The aim of this study is to compare outcomes of resection with end to end anastomosis in comparison with end to end anastomosis after enteroplasty in cases of jejuno-ileal atresia.
Operative time in resection group was 1:20 – 1:50 hour, mean operative time was 92.72 where in tapering group it was 1:40 – 2:30 hour, mean operative time was 127.86 with P value <0.0001, which is a highly significant statistical difference, Blood transfusion was needed in 6 cases of resection group and needed in 10 cases of tapering group with P value 0.008, which is a significant statistical difference.

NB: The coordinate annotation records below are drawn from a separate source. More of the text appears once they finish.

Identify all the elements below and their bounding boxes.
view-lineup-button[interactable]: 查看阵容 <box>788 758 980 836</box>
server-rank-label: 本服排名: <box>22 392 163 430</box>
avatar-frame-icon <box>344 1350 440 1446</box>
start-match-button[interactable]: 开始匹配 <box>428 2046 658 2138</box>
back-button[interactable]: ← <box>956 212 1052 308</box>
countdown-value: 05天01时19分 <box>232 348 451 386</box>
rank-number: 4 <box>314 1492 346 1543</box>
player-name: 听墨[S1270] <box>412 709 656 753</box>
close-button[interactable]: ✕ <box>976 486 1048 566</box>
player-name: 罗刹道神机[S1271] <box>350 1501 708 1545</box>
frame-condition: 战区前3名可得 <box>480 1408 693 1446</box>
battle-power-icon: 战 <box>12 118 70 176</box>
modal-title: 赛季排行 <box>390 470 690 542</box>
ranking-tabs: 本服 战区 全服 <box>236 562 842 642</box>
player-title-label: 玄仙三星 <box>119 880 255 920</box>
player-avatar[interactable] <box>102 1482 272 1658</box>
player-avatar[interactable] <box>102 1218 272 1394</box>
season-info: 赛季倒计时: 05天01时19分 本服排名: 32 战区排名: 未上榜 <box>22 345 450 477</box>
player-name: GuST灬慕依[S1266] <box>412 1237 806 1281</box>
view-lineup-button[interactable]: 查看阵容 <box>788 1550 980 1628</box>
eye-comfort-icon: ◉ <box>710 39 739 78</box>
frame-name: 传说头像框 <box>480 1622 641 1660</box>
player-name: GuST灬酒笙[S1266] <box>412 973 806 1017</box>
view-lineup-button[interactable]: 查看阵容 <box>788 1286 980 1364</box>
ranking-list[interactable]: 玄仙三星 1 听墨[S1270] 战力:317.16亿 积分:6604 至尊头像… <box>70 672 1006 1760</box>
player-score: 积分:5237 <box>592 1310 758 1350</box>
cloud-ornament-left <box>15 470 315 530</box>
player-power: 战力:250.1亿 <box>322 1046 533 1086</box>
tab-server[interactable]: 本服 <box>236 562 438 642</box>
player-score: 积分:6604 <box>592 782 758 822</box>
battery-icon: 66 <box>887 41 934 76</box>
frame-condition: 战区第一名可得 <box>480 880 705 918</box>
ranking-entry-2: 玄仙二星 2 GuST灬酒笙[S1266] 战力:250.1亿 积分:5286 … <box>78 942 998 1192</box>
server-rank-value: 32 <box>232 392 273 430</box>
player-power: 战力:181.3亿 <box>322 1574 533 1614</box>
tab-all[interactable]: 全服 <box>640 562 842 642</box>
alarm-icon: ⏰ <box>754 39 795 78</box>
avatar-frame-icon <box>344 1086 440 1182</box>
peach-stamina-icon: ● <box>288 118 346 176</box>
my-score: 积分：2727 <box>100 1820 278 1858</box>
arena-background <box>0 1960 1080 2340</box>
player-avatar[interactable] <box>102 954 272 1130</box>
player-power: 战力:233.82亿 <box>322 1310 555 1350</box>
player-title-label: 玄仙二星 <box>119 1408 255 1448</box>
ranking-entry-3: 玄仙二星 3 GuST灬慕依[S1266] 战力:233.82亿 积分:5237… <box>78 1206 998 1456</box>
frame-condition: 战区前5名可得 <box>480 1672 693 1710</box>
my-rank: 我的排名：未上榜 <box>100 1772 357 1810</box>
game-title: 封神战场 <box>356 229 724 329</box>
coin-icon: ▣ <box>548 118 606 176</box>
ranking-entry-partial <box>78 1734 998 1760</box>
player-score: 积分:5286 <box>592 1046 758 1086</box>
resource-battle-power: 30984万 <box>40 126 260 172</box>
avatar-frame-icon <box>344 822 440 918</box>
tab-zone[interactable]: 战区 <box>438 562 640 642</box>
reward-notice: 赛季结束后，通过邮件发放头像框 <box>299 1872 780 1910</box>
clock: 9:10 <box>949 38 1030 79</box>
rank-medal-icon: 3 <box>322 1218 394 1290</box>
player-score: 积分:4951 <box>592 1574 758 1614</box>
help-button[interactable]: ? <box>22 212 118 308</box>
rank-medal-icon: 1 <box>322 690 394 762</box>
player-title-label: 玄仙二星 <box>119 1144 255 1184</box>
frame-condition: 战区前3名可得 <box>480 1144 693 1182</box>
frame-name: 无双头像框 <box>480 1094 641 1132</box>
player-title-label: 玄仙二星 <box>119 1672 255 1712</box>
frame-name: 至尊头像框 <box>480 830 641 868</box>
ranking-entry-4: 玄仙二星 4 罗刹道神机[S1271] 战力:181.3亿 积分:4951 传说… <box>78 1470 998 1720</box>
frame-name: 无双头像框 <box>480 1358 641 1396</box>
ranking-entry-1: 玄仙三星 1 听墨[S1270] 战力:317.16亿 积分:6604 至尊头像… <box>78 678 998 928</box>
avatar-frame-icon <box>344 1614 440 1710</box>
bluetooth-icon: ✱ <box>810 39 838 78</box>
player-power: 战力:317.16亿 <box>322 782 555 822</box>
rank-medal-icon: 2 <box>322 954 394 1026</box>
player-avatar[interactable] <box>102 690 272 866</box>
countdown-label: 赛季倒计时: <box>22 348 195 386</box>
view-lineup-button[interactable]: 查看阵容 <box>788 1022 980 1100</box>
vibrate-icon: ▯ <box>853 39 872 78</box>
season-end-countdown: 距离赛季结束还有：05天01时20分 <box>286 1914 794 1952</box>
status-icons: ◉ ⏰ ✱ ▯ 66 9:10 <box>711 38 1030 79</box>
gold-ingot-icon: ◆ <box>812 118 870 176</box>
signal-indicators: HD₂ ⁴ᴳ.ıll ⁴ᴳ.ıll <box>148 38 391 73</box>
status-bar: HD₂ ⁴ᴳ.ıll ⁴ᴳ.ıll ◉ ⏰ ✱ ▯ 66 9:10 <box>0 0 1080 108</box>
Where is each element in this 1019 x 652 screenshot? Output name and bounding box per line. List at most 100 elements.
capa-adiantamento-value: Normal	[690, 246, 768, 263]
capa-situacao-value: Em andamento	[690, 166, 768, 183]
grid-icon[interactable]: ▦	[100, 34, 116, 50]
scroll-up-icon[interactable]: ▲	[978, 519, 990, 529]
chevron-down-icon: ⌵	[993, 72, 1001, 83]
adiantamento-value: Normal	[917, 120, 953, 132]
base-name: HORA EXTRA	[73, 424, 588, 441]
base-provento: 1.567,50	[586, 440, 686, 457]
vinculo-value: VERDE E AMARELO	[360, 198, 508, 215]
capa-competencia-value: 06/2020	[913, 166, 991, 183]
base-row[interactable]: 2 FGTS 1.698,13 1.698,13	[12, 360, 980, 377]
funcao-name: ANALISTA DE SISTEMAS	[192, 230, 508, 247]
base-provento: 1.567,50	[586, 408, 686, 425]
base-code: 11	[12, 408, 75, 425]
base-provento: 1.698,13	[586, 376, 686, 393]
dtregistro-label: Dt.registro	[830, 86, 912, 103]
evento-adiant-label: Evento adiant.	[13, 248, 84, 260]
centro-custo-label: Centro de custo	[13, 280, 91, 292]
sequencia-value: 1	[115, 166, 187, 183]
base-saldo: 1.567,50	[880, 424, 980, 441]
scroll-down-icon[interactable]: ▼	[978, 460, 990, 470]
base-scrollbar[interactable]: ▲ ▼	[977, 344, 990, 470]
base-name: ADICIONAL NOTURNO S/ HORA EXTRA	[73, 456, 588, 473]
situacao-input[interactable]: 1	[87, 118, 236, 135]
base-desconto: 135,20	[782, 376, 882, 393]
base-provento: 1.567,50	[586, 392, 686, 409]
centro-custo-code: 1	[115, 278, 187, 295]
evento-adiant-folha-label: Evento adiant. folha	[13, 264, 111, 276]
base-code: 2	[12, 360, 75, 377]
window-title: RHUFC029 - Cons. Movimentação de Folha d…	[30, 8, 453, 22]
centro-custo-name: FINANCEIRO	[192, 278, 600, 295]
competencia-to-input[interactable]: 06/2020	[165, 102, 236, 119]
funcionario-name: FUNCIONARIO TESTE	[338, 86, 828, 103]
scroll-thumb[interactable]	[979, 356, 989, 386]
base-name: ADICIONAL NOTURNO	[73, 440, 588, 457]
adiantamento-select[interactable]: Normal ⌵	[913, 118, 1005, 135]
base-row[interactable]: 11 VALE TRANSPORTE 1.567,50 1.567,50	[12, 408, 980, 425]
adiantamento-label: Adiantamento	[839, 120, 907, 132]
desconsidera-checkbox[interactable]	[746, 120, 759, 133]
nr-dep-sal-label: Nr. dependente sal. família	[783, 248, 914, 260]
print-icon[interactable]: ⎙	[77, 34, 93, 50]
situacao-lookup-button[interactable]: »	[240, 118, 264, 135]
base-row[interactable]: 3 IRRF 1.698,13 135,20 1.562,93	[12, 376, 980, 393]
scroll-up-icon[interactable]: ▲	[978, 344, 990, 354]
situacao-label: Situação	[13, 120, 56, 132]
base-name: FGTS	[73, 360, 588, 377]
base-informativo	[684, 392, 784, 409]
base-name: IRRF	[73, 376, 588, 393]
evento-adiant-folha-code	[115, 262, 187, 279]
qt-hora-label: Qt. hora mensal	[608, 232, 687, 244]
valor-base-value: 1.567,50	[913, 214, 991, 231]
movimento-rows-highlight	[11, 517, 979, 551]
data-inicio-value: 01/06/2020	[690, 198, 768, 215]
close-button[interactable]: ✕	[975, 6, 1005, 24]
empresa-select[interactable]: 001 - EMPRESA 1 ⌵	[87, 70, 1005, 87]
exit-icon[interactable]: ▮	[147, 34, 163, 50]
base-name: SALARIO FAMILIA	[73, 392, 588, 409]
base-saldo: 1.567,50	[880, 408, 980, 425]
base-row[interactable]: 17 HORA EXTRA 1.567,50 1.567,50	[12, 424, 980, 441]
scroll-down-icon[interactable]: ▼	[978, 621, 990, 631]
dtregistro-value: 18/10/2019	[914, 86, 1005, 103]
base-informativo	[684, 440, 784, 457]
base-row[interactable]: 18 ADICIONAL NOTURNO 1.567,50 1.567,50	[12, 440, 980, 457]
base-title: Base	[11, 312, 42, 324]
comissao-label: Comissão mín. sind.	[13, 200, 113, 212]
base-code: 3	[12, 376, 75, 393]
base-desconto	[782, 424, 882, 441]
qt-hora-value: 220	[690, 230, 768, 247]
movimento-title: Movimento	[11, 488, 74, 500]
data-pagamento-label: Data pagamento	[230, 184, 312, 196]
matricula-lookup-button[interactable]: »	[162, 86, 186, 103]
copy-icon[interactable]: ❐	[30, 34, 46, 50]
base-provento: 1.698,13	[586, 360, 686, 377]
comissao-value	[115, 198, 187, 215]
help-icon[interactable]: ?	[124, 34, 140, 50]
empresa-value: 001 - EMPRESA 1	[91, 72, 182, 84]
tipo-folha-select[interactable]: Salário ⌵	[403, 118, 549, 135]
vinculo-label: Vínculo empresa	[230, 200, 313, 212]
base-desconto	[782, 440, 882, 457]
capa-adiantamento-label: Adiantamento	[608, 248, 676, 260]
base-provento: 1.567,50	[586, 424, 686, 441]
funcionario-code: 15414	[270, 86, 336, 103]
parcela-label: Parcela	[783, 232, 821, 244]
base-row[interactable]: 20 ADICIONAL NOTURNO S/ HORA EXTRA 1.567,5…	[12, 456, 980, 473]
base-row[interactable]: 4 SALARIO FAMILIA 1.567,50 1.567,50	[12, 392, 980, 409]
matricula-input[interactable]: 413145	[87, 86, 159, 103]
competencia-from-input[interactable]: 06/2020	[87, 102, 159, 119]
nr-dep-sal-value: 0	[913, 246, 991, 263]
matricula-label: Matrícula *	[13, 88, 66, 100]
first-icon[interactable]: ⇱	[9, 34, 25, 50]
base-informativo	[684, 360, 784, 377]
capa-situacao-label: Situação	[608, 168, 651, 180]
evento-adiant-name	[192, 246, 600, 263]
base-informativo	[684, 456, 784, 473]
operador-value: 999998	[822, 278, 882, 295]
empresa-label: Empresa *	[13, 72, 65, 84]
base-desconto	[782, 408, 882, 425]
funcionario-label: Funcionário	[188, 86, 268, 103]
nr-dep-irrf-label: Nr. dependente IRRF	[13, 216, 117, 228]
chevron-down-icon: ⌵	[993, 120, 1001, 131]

Functional problems occurred in 20%of cases in the form of vomiting in 15 % of cases and diarrhea in 5%of cases, post operative leakage occurred in10% of cases 5% in resection group and 5% in tapering group , P value was 0.59. Mortality occurred in 10% of cases, 5% of cases in resection group and 5% of cases in tapering group with P value 0.59.
IN conclusion:
Tapering enteroplasty is a valuable option in treatment of jejenoileal atresia especially in proximal types where resection of the proximal dilated segment is difficult task or when the length of the bowel is decreased, to avoid postoperative functional complications
Statistically it is more time consuming and has increased incidence of blood loss however there is no statistically different incidence of morbidity or mortality between the resection of dilated segment and end to end anastomosis, and end to end anastomosis after tapering enteroplasty procedures.